Every GuardDuty finding is assigned a finding ID. For every finding with a unique finding ID, GuardDuty aggregates all subsequent occurrences of a particular finding that take place in six-hour intervals into a single event. GuardDuty then sends a notification about these subsequent occurrences based on this event. We can use this to push the notifications into SNS topic, and getting the security teams to investigate the findings.

This AWS Lambda function will help you to automatically push GuardDuty findings to an SNS topic which can be used by ITSM tools for their workflows.

We will need the following pre-requisites to successfully complete this activity,

• A SNS topic to which our lambda will publish the GuardDuty Findings.
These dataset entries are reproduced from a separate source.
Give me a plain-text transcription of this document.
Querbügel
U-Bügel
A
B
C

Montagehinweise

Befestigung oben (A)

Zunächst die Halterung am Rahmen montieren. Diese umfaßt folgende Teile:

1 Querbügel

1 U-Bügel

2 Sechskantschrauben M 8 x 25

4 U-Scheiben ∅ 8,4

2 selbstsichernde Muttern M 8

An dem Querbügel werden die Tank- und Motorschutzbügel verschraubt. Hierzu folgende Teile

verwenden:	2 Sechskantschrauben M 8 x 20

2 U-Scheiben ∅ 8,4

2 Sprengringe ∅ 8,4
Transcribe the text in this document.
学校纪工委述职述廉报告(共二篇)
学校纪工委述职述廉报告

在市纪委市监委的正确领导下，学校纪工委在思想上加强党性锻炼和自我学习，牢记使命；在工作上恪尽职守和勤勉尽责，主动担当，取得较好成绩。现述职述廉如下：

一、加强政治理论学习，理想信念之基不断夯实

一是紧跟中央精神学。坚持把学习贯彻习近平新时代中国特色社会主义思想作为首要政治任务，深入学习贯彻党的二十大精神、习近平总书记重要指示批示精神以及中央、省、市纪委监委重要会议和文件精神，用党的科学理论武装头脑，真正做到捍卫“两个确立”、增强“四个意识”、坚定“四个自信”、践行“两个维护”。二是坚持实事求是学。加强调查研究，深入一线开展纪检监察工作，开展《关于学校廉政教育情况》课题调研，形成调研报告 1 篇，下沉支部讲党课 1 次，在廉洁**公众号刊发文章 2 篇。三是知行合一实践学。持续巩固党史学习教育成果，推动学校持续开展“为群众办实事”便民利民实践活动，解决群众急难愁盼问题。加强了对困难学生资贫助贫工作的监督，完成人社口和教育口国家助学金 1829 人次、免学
Help for setting up SNS Topic
  • <ARN-OF-YOUR-SNS-TOPIC> - We need this to update in the IAM Policy
  • An email address already subscribed to this topic
• IAM Role - i.e Lambda Service Role - with two permissions; Help for setting up IAM Role
  • AWSLambdaBasicExecutionRole - To allow Lambda to log events
  • InlinePolicy - To allow Lambda to publish to SNS topic

{
    "Version": "2012-10-17",
    "Statement": [
        {
            "Sid": "VisualEditor0",
            "Effect": "Allow",
            "Action": "sns:Publish",
            "Resource": "<ARN-OF-YOUR-SNS-TOPIC>"
        }
    ]
}

The python script is written(and tested) in Python 3.6. Remember to choose the same in AWS Lambda Functions.

• Change the global variables at the top of the script to suit your needs.

  • globalVars['SNSTopicArn']] - Update the code with your <ARN-OF-YOUR-SNS-TOPIC>; you can also do that using Lambda Environment variables

• Copy the code from Serverless-GuardDuty-Findings-To-SNS in this repo to the lambda function

  • Consider increasing the lambda run time as needed, the default is 3 seconds.

• Save the lambda function

Goto the Cloudwatch Dashboard, We are going to use Event Rules

1. Choose Create a new Rule
2. For Event Source - Choose Event pattern
   1. For Service, Choose/Type GuardDuty
   2. For Event Type, Choose GuardDuty Finding
3. For Target, Choose Lambda Function
   1. From dropdown select your Lambda Function Name
4. In the bottom, Configure Details
5. Fill the Rule Name & Rule Description
   1. Make sure it is Enabled
6. Enable Trigger by Checking the box
7. Click Save

Now your lambda function should be triggered when ever there is a GuardDuty Findings

Goto GuardDuty Dashboard. Here we can generate some sample findings from Settings Tab.

Or if you want more sophisticated testing, try out this If you dont have any, considering trying out my Serverless AMI Baker.

We have demonstrated how you can automatically push the findings to SNS Topic.